Mounting injuries could turn the Blue Jays bad April into a terrible spring

2 and 10. Certainly not the start the Toronto Blue Jays were hoping for this season.

While things have looked pretty bad in the first 12 games — the worst start in franchise history, to be exact — it’s still just 12 games. The thing about the baseball season is that it is really, really long. A sample size of less than 7.5% of the year is just not enough to make any definitive assumptions about what this team is made of, no matter what those who are mad online have to say.

With 150 games to go, there’s plenty of season left for the Jays to right the ship.

However, early hitting slumps and lack of timely RBIs are one thing. Overcoming significant injuries for an old and not especially deep team is quite another.

On Sunday, the Jays were hit with a double whammy in that department, and in the long term, that could prove to be far more damaging to the team’s playoff aspirations than its less-than-ideal start to the season.

First, starter Aaron Sanchez was placed on the 10-day disabled list with a blister on his right middle finger. That may not sound like major cause for alarm, but recurring blisters can be a real nuisance for pitchers. It’s the type of ailment that can really derail a season, as it has done for established starters like Rich Hill of the Los Angeles Dodgers.
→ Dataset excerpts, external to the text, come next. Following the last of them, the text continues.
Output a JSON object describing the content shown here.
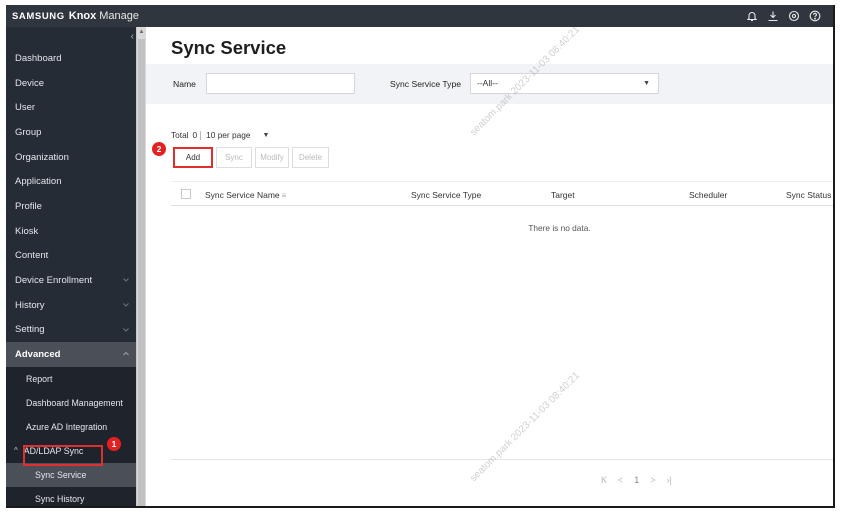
{
  "app": {
    "brand_samsung": "SAMSUNG",
    "brand_knox": "Knox",
    "brand_manage": "Manage",
    "header_icons": [
      "bell-icon",
      "download-icon",
      "settings-icon",
      "help-icon"
    ]
  },
  "sidebar": {
    "collapse_icon": "‹",
    "items": [
      {
        "label": "Dashboard"
      },
      {
        "label": "Device"
      },
      {
        "label": "User"
      },
      {
        "label": "Group"
      },
      {
        "label": "Organization"
      },
      {
        "label": "Application"
      },
      {
        "label": "Profile"
      },
      {
        "label": "Kiosk"
      },
      {
        "label": "Content"
      },
      {
        "label": "Device Enrollment",
        "chevron": "down"
      },
      {
        "label": "History",
        "chevron": "down"
      },
      {
        "label": "Setting",
        "chevron": "down"
      },
      {
        "label": "Advanced",
        "chevron": "up",
        "expanded": true
      }
    ],
    "advanced_sub": [
      {
        "label": "Report"
      },
      {
        "label": "Dashboard Management"
      },
      {
        "label": "Azure AD Integration"
      },
      {
        "label": "AD/LDAP Sync",
        "group": true
      },
      {
        "label": "Sync Service",
        "active": true
      },
      {
        "label": "Sync History"
      }
    ]
  },
  "page": {
    "title": "Sync Service"
  },
  "filters": {
    "name_label": "Name",
    "name_value": "",
    "type_label": "Sync Service Type",
    "type_selected": "--All--"
  },
  "list": {
    "total_label": "Total",
    "total_count": "0",
    "per_page": "10 per page",
    "buttons": {
      "add": "Add",
      "sync": "Sync",
      "modify": "Modify",
      "delete": "Delete"
    },
    "columns": {
      "name": "Sync Service Name",
      "type": "Sync Service Type",
      "target": "Target",
      "scheduler": "Scheduler",
      "status": "Sync Status"
    },
    "empty_message": "There is no data."
  },
  "pagination": {
    "first": "K",
    "prev": "<",
    "current": "1",
    "next": ">",
    "last": "›|"
  },
  "annotations": {
    "step1": "1",
    "step2": "2"
  },
  "watermark": "seatom.park 2023-11-03 08:40:21"
}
And later in the day, JA Happ was forced to leave his start with elbow soreness. He’s set to undergo an MRI on Monday, which is never a good sign.

That’s 40% of the starting rotation down in less than 24 hours. Add in the nagging calf injury to Josh Donaldson, and suddenly three major pieces of the team are on the shelf, a situation that few teams – slow start or not – will be able to recover from quickly.

The Jays were really fortunate to avoid long-term injuries to its starting rotation in 2016, and that helped carry them to the playoffs.

If Sanchez, Happ and Donaldson face lengthy absences, however, the Jays simply do not have the depth on the bench or in the farm system to deal with that.

Eventually, the Jays are going to start hitting home runs and driving in runners in scoring position. Their offence led by disciplined, veteran hitters is built to do it, and will most likely do it with more regularity as the season goes on.

But while the bat flips and walk-offs get most of the attention, it’s been the steadiness and health of the starting rotation that has made the Toronto Blue Jays contenders over the past couple of years. If that’s now in doubt, then the fans wringing their hands over the team’s stumbling out of the gate will truly have something to fret about.